5 For a more detailed discussion on the role of direct reciprocity please see the work of Imhof, Fudenberg, and Nowak (Citation2007) and Axelrod and Hamilton (Citation1981), among others.

6 We have conducted a robustness test excluding multilateral threats that have not materialised into a sanction regime after the threat failed, as they may indicate inability of the primary sender to create a coalition willing to engage in multilateral coercion beyond a threat. Results from this robustness test do not impact our main findings.
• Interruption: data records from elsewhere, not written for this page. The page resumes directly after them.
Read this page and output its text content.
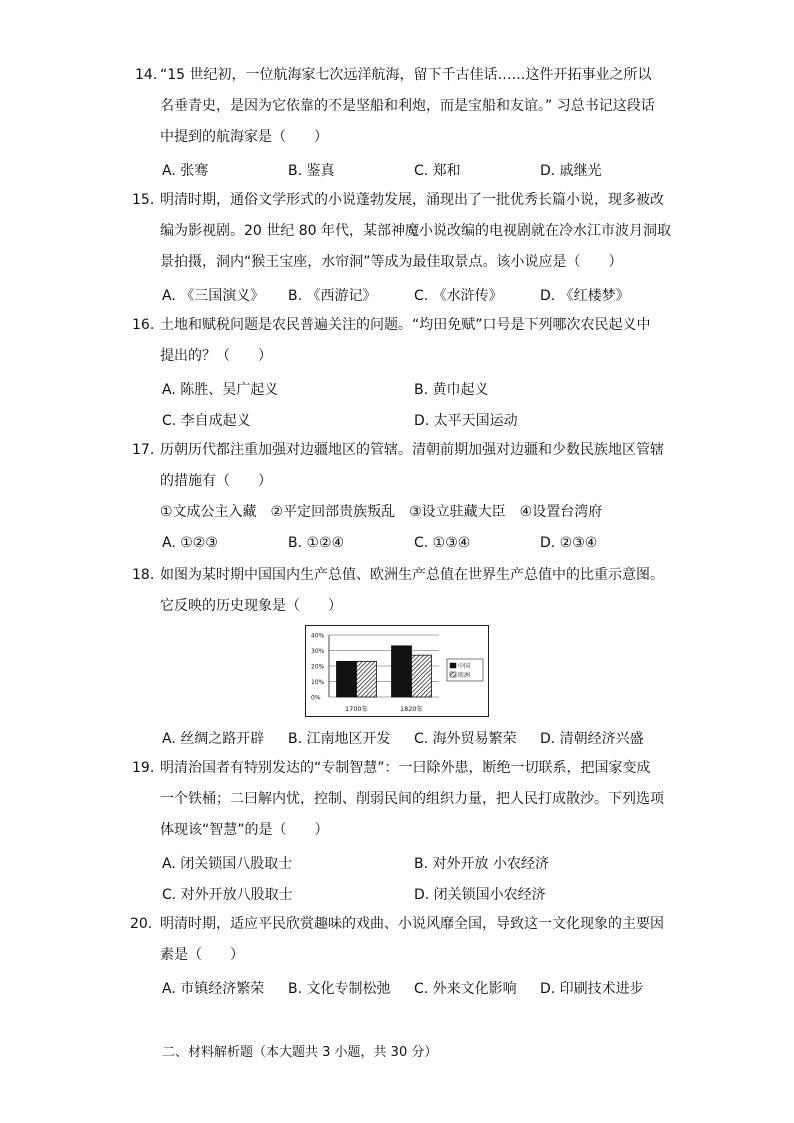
14. “15 世纪初，一位航海家七次远洋航海，留下千古佳话……这件开拓事业之所以
名垂青史，是因为它依靠的不是坚船和利炮，而是宝船和友谊。” 习总书记这段话
中提到的航海家是（　　）
A. 张骞	B. 鉴真	C. 郑和	D. 戚继光
15. 明清时期，通俗文学形式的小说蓬勃发展，涌现出了一批优秀长篇小说，现多被改
编为影视剧。20 世纪 80 年代，某部神魔小说改编的电视剧就在冷水江市波月洞取
景拍摄，洞内“猴王宝座，水帘洞”等成为最佳取景点。该小说应是（　　）
A. 《三国演义》 B. 《西游记》	C. 《水浒传》	D. 《红楼梦》
16. 土地和赋税问题是农民普遍关注的问题。“均田免赋”口号是下列哪次农民起义中
提出的？（　　）
A. 陈胜、吴广起义	B. 黄巾起义
C. 李自成起义	D. 太平天国运动
17. 历朝历代都注重加强对边疆地区的管辖。清朝前期加强对边疆和少数民族地区管辖
的措施有（　　）
①文成公主入藏　②平定回部贵族叛乱　③设立驻藏大臣　④设置台湾府
A. ①②③	B. ①②④	C. ①③④	D. ②③④
18. 如图为某时期中国国内生产总值、欧洲生产总值在世界生产总值中的比重示意图。
它反映的历史现象是（　　）
40%
30%
20%
10%
0%
1700年	1820年
中国
欧洲
A. 丝绸之路开辟 B. 江南地区开发 C. 海外贸易繁荣 D. 清朝经济兴盛
19. 明清治国者有特别发达的“专制智慧”：一曰除外患，断绝一切联系，把国家变成
一个铁桶；二曰解内忧，控制、削弱民间的组织力量，把人民打成散沙。下列选项
体现该“智慧”的是（　　）
A. 闭关锁国八股取士	B. 对外开放 小农经济
C. 对外开放八股取士	D. 闭关锁国小农经济
20. 明清时期，适应平民欣赏趣味的戏曲、小说风靡全国，导致这一文化现象的主要因
素是（　　）
A. 市镇经济繁荣 B. 文化专制松弛 C. 外来文化影响 D. 印刷技术进步
二、材料解析题（本大题共 3 小题，共 30 分）
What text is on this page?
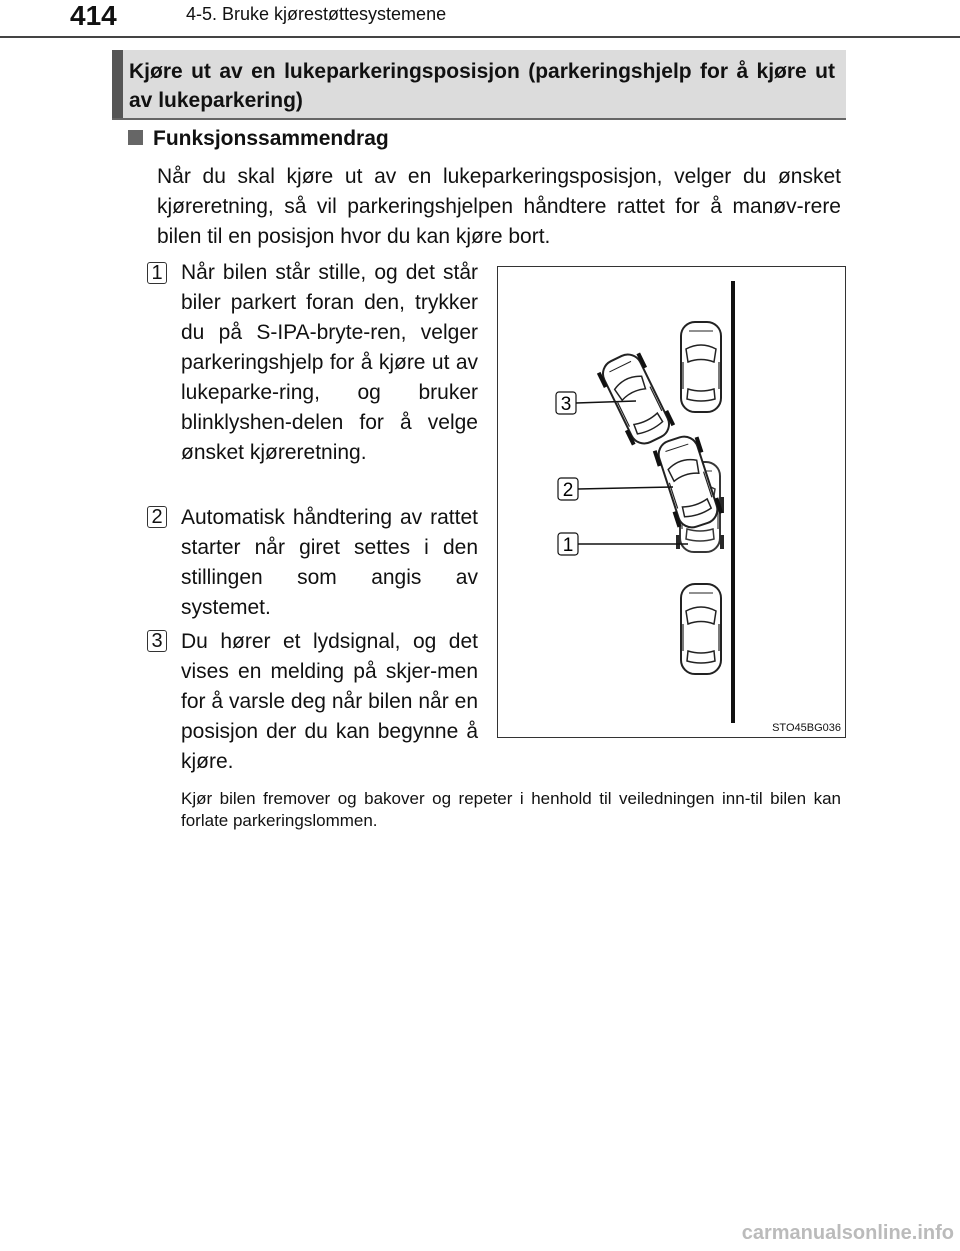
414	4-5. Bruke kjørestøttesystemene
Kjøre ut av en lukeparkeringsposisjon (parkeringshjelp for å kjøre ut av lukeparkering)
Funksjonssammendrag
Når du skal kjøre ut av en lukeparkeringsposisjon, velger du ønsket kjøreretning, så vil parkeringshjelpen håndtere rattet for å manøv-rere bilen til en posisjon hvor du kan kjøre bort.
1 Når bilen står stille, og det står biler parkert foran den, trykker du på S-IPA-bryte-ren, velger parkeringshjelp for å kjøre ut av lukeparke-ring, og bruker blinklyshen-delen for å velge ønsket kjøreretning.
2 Automatisk håndtering av rattet starter når giret settes i den stillingen som angis av systemet.
3 Du hører et lydsignal, og det vises en melding på skjer-men for å varsle deg når bilen når en posisjon der du kan begynne å kjøre.
Kjør bilen fremover og bakover og repeter i henhold til veiledningen inn-til bilen kan forlate parkeringslommen.
3
2
1
STO45BG036
carmanualsonline.info
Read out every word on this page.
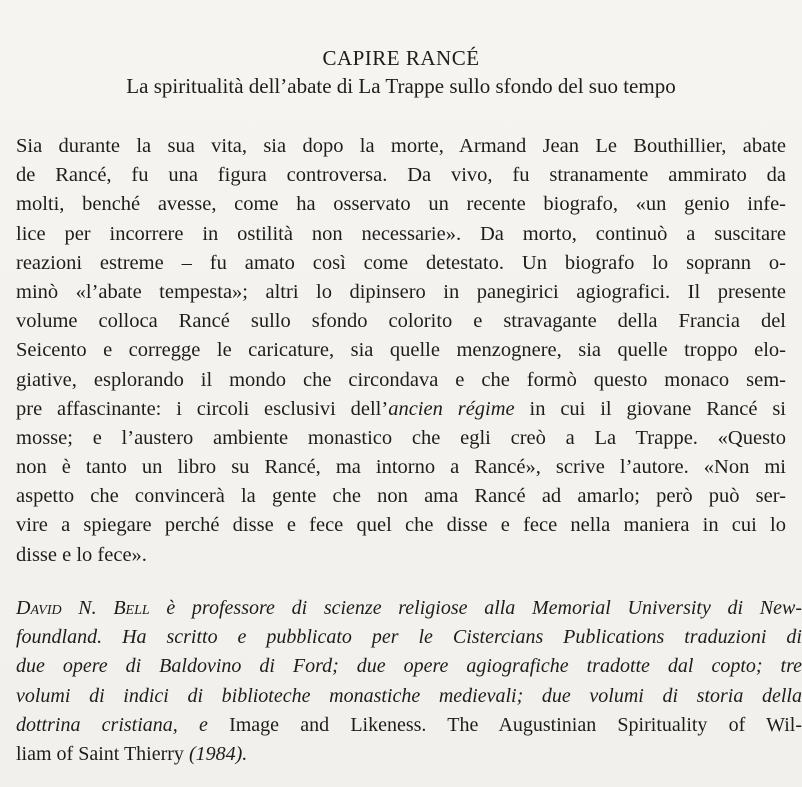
CAPIRE RANCÉ
La spiritualità dell’abate di La Trappe sullo sfondo del suo tempo
Sia durante la sua vita, sia dopo la morte, Armand Jean Le Bouthillier, abate
de Rancé, fu una figura controversa. Da vivo, fu stranamente ammirato da
molti, benché avesse, come ha osservato un recente biografo, «un genio infe-
lice per incorrere in ostilità non necessarie». Da morto, continuò a suscitare
reazioni estreme – fu amato così come detestato. Un biografo lo soprann o-
minò «l’abate tempesta»; altri lo dipinsero in panegirici agiografici. Il presente
volume colloca Rancé sullo sfondo colorito e stravagante della Francia del
Seicento e corregge le caricature, sia quelle menzognere, sia quelle troppo elo-
giative, esplorando il mondo che circondava e che formò questo monaco sem-
pre affascinante: i circoli esclusivi dell’ancien régime in cui il giovane Rancé si
mosse; e l’austero ambiente monastico che egli creò a La Trappe. «Questo
non è tanto un libro su Rancé, ma intorno a Rancé», scrive l’autore. «Non mi
aspetto che convincerà la gente che non ama Rancé ad amarlo; però può ser-
vire a spiegare perché disse e fece quel che disse e fece nella maniera in cui lo
disse e lo fece».
David N. Bell è professore di scienze religiose alla Memorial University di New-
foundland. Ha scritto e pubblicato per le Cistercians Publications traduzioni di
due opere di Baldovino di Ford; due opere agiografiche tradotte dal copto; tre
volumi di indici di biblioteche monastiche medievali; due volumi di storia della
dottrina cristiana, e Image and Likeness. The Augustinian Spirituality of Wil-
liam of Saint Thierry (1984).
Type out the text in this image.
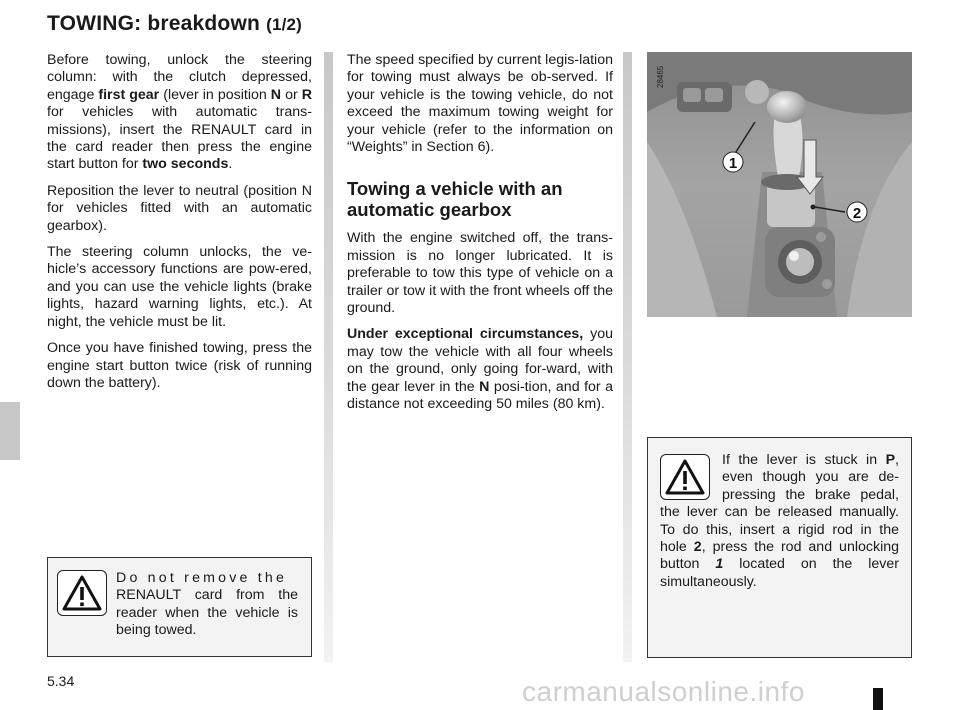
TOWING: breakdown (1/2)

Before towing, unlock the steering column: with the clutch depressed, engage first gear (lever in position N or R for vehicles with automatic trans-missions), insert the RENAULT card in the card reader then press the engine start button for two seconds.

Reposition the lever to neutral (position N for vehicles fitted with an automatic gearbox).

The steering column unlocks, the ve-hicle’s accessory functions are pow-ered, and you can use the vehicle lights (brake lights, hazard warning lights, etc.). At night, the vehicle must be lit.

Once you have finished towing, press the engine start button twice (risk of running down the battery).

The speed specified by current legis-lation for towing must always be ob-served. If your vehicle is the towing vehicle, do not exceed the maximum towing weight for your vehicle (refer to the information on “Weights” in Section 6).

Towing a vehicle with an automatic gearbox

With the engine switched off, the trans-mission is no longer lubricated. It is preferable to tow this type of vehicle on a trailer or tow it with the front wheels off the ground.

Under exceptional circumstances, you may tow the vehicle with all four wheels on the ground, only going for-ward, with the gear lever in the N posi-tion, and for a distance not exceeding 50 miles (80 km).

1
2
28465
Do not remove the
RENAULT card from the reader when the vehicle is being towed.
If the lever is stuck in P, even though you are de-pressing the brake pedal, the lever can be released manually. To do this, insert a rigid rod in the hole 2, press the rod and unlocking button 1 located on the lever simultaneously.
5.34	carmanualsonline.info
7 One could argue that institutions merely shadow the interest of states, echoing the debate advanced by Keohane and Martin (Citation1995); in this work we set out with the assumption that “institutions sometimes matter, and that it is a worthy task of social science to discover how, and under what conditions, this is the case” (Keohane and Martin Citation1995, 45)—with repeated interaction a possible mechanisms that makes IOs relevant for cooperation. However, unlike Keohane and Martin (Citation1995, 50), we are interested in cooperation to coerce rather than to achieve “lasting peace.”

8 We have decided to transform the variables in a way that follows the data generating process, hence a square root for the years in a single IO and the number of IO memberships in a single year, and a natural logarithm for the years spent at all IOs in a single year by the primary sender—because the latter follows an exponential-like growth. We offer a robustness test where we do not transform the variables in the Online Appendix (Table A.2), the data transformation does not affect our main findings.

9 Interestingly, our empirical results are in line with the recent conclusions in evolutionary game theory on the relative importance of reputation and repeated interactions; research suggests that for games with few rounds of repeated interaction reputation has a dominant role in fostering cooperation (Schmid et al. Citation2021).

10 At the same time foreign aid may have a commercial underpinning, for example through aid-for-trade like programmes, what motivates us to keep these observations in the main analysis.